Юрий Плашевский БЕГЛЕЦ

I

Осенью 1774 года — в лето двенадцатое счастливого матушки Екатерины второй царствования — бежал по разгроме Емельяна Пугача вниз по Яику, к Каспию, армейский поручик Михайла Волынский.

Хоронился. К жилью подходил не иначе — ночью, с оглядкой. И то: псы матушкины рыскали неусыпно. Михайле же опасаться надобилось сугубо. Было за что. Перекинулся в свое время армейский поручик к вору Емельке. Того, правда, тогда не Емелькой — Петром Федоровичем, самодержцем всероссийским звали.

Под Казанью было. Летом. Дрался в ту пору Михайла отменно. В палаши ходил на бунтовщиков не раз. Георгия получил. Да оплошал однажды, зарвался не ко времени. Навалились мужики проклятые, одолели. Лучше б смерть тогда. Да нет, связали дворянского сына, к самому представили. А сам-то, вор, дьявол чернобородый, — на стульчике малиновом, золотом расписанном, у избы сидел, платочком обмахивался. На Михайлу глянул с прищуром. Помолчал. Поиграл цыганскими глазами, повернулся резко:

— Молчишь? — сказал, будто камнем кинул, нахмурился.

Михайла и впрямь молчал, закинув голову, смотрел, как на перекладине у избы в петле капитан Хотимов, Михайлы однополчанин, жизнь свою заканчивал. Ломало и крутило сердечного, дергался, хрипел. Внизу стоял рыжий мужик с пикой, скалился, смотрел ненавистно.
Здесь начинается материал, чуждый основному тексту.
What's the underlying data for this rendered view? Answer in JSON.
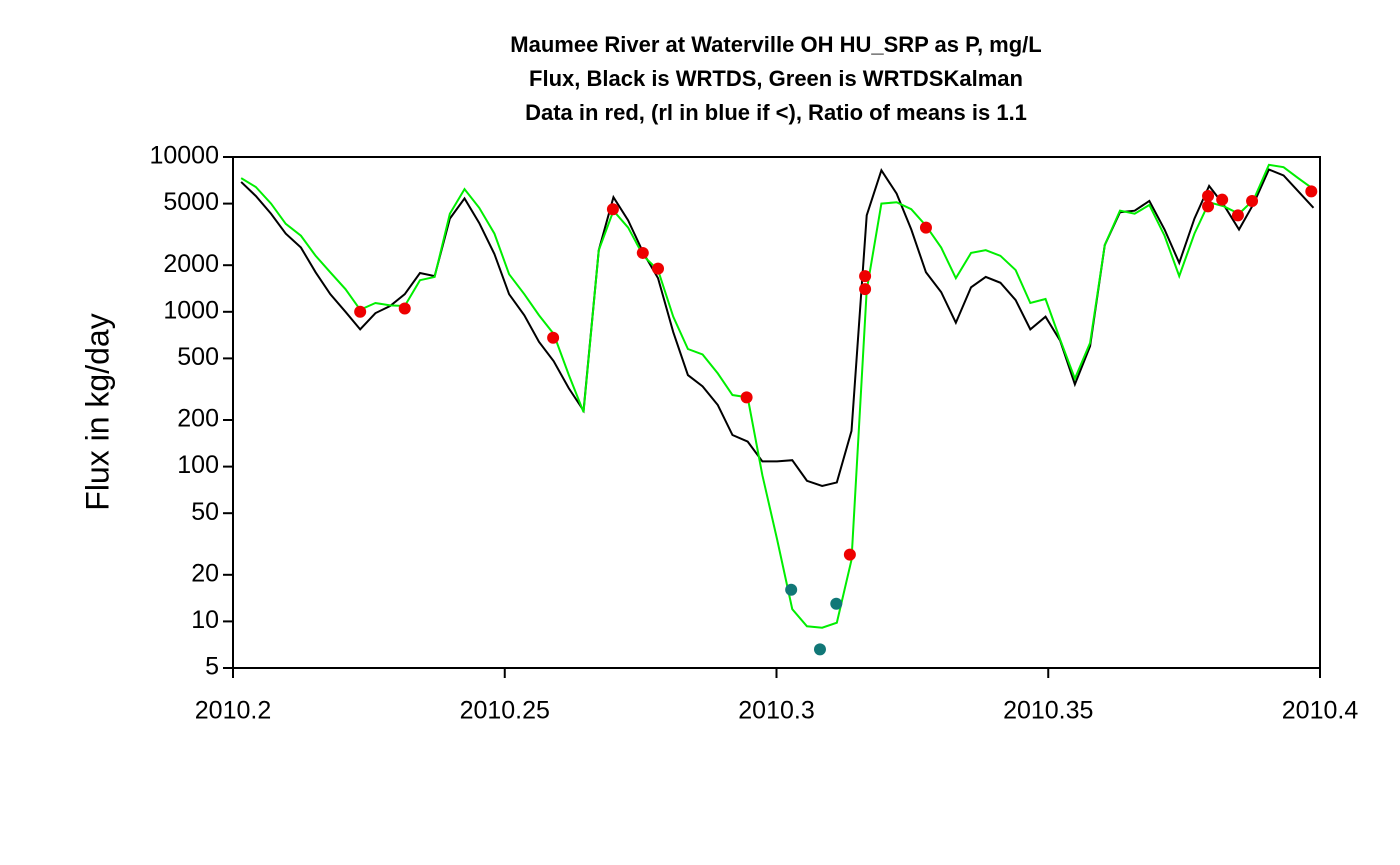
{
  "chart_data": {
    "type": "line",
    "title": [
      "Maumee River at Waterville OH HU_SRP as P, mg/L",
      "Flux, Black is WRTDS, Green is WRTDSKalman",
      "Data in red, (rl in blue if <), Ratio of means is 1.1"
    ],
    "y_label": "Flux in kg/day",
    "ylog": true,
    "xlim": [
      2010.2,
      2010.4
    ],
    "xticks": [
      2010.2,
      2010.25,
      2010.3,
      2010.35,
      2010.4
    ],
    "ylim": [
      5,
      10000
    ],
    "yticks": [
      5,
      10,
      20,
      50,
      100,
      200,
      500,
      1000,
      2000,
      5000,
      10000
    ],
    "series": [
      {
        "name": "WRTDS",
        "type": "line",
        "color": "#000000",
        "x": [
          2010.2015,
          2010.2042,
          2010.207,
          2010.2097,
          2010.2125,
          2010.2152,
          2010.2179,
          2010.2207,
          2010.2234,
          2010.2262,
          2010.2289,
          2010.2316,
          2010.2344,
          2010.2371,
          2010.2399,
          2010.2426,
          2010.2453,
          2010.2481,
          2010.2508,
          2010.2536,
          2010.2563,
          2010.259,
          2010.2618,
          2010.2645,
          2010.2673,
          2010.27,
          2010.2727,
          2010.2755,
          2010.2782,
          2010.281,
          2010.2837,
          2010.2864,
          2010.2892,
          2010.2919,
          2010.2947,
          2010.2974,
          2010.3001,
          2010.3029,
          2010.3056,
          2010.3084,
          2010.3111,
          2010.3138,
          2010.3166,
          2010.3193,
          2010.3221,
          2010.3248,
          2010.3275,
          2010.3303,
          2010.333,
          2010.3358,
          2010.3385,
          2010.3412,
          2010.344,
          2010.3467,
          2010.3495,
          2010.3522,
          2010.3549,
          2010.3577,
          2010.3604,
          2010.3632,
          2010.3659,
          2010.3686,
          2010.3714,
          2010.3741,
          2010.3769,
          2010.3796,
          2010.3823,
          2010.3851,
          2010.3878,
          2010.3906,
          2010.3933,
          2010.396,
          2010.3988
        ],
        "values": [
          6900,
          5600,
          4300,
          3200,
          2600,
          1800,
          1300,
          1000,
          770,
          980,
          1090,
          1300,
          1780,
          1700,
          4000,
          5400,
          3750,
          2360,
          1300,
          950,
          640,
          480,
          320,
          230,
          2500,
          5500,
          3900,
          2400,
          1650,
          740,
          390,
          330,
          250,
          160,
          145,
          108,
          108,
          110,
          81,
          75,
          79,
          170,
          4200,
          8200,
          5800,
          3400,
          1800,
          1340,
          850,
          1440,
          1680,
          1540,
          1190,
          770,
          930,
          650,
          340,
          600,
          2700,
          4400,
          4500,
          5200,
          3400,
          2070,
          4000,
          6500,
          4900,
          3400,
          5000,
          8300,
          7600,
          6000,
          4700
        ]
      },
      {
        "name": "WRTDSKalman",
        "type": "line",
        "color": "#00ee00",
        "x": [
          2010.2015,
          2010.2042,
          2010.207,
          2010.2097,
          2010.2125,
          2010.2152,
          2010.2179,
          2010.2207,
          2010.2234,
          2010.2262,
          2010.2289,
          2010.2316,
          2010.2344,
          2010.2371,
          2010.2399,
          2010.2426,
          2010.2453,
          2010.2481,
          2010.2508,
          2010.2536,
          2010.2563,
          2010.259,
          2010.2618,
          2010.2645,
          2010.2673,
          2010.27,
          2010.2727,
          2010.2755,
          2010.2782,
          2010.281,
          2010.2837,
          2010.2864,
          2010.2892,
          2010.2919,
          2010.2947,
          2010.2974,
          2010.3001,
          2010.3029,
          2010.3056,
          2010.3084,
          2010.3111,
          2010.3138,
          2010.3166,
          2010.3193,
          2010.3221,
          2010.3248,
          2010.3275,
          2010.3303,
          2010.333,
          2010.3358,
          2010.3385,
          2010.3412,
          2010.344,
          2010.3467,
          2010.3495,
          2010.3522,
          2010.3549,
          2010.3577,
          2010.3604,
          2010.3632,
          2010.3659,
          2010.3686,
          2010.3714,
          2010.3741,
          2010.3769,
          2010.3796,
          2010.3823,
          2010.3851,
          2010.3878,
          2010.3906,
          2010.3933,
          2010.396,
          2010.3988
        ],
        "values": [
          7300,
          6400,
          5000,
          3700,
          3100,
          2300,
          1800,
          1400,
          1030,
          1140,
          1100,
          1090,
          1600,
          1680,
          4300,
          6200,
          4700,
          3200,
          1750,
          1300,
          950,
          720,
          390,
          225,
          2500,
          4500,
          3500,
          2300,
          1860,
          930,
          575,
          530,
          400,
          290,
          280,
          88,
          34,
          12,
          9.3,
          9.1,
          9.8,
          25,
          1380,
          5000,
          5100,
          4600,
          3600,
          2600,
          1650,
          2400,
          2500,
          2300,
          1860,
          1140,
          1210,
          660,
          370,
          630,
          2700,
          4500,
          4300,
          4900,
          3100,
          1700,
          3200,
          5100,
          4800,
          4300,
          5300,
          8900,
          8600,
          7300,
          6200
        ]
      },
      {
        "name": "Data",
        "type": "points",
        "color": "#ee0000",
        "x": [
          2010.2234,
          2010.2316,
          2010.2589,
          2010.2699,
          2010.2754,
          2010.2782,
          2010.2945,
          2010.3135,
          2010.3163,
          2010.3163,
          2010.3275,
          2010.3794,
          2010.3794,
          2010.382,
          2010.3849,
          2010.3875,
          2010.3984
        ],
        "values": [
          1000,
          1050,
          680,
          4600,
          2400,
          1900,
          280,
          27,
          1700,
          1400,
          3500,
          5600,
          4800,
          5300,
          4200,
          5200,
          6000
        ]
      },
      {
        "name": "rl",
        "type": "points",
        "color": "#117777",
        "x": [
          2010.3027,
          2010.308,
          2010.311
        ],
        "values": [
          16,
          6.6,
          13
        ]
      }
    ]
  }
}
Пугачев обернулся на капитана Хотимова кончину, дернул шеей, опять на Михайлу уставился, распустил губы в улыбке, бороду погладил, подмигнул — мол, и тебе то же будет, гляди. Сказал степенно:

— Храбр ты, поручик, сказывают. А такие величеству нашему нужны. Опора. Послужишь верно, пожалуем тебя. Супостатам же нашим конец один. Понял?

Понял Михайла. И — заробел. Не выдержал. Жаль себя стало. Руки своей сильной. Головы кудрявой, шеи, что в вырезе белой сорочки батистовой красовалась…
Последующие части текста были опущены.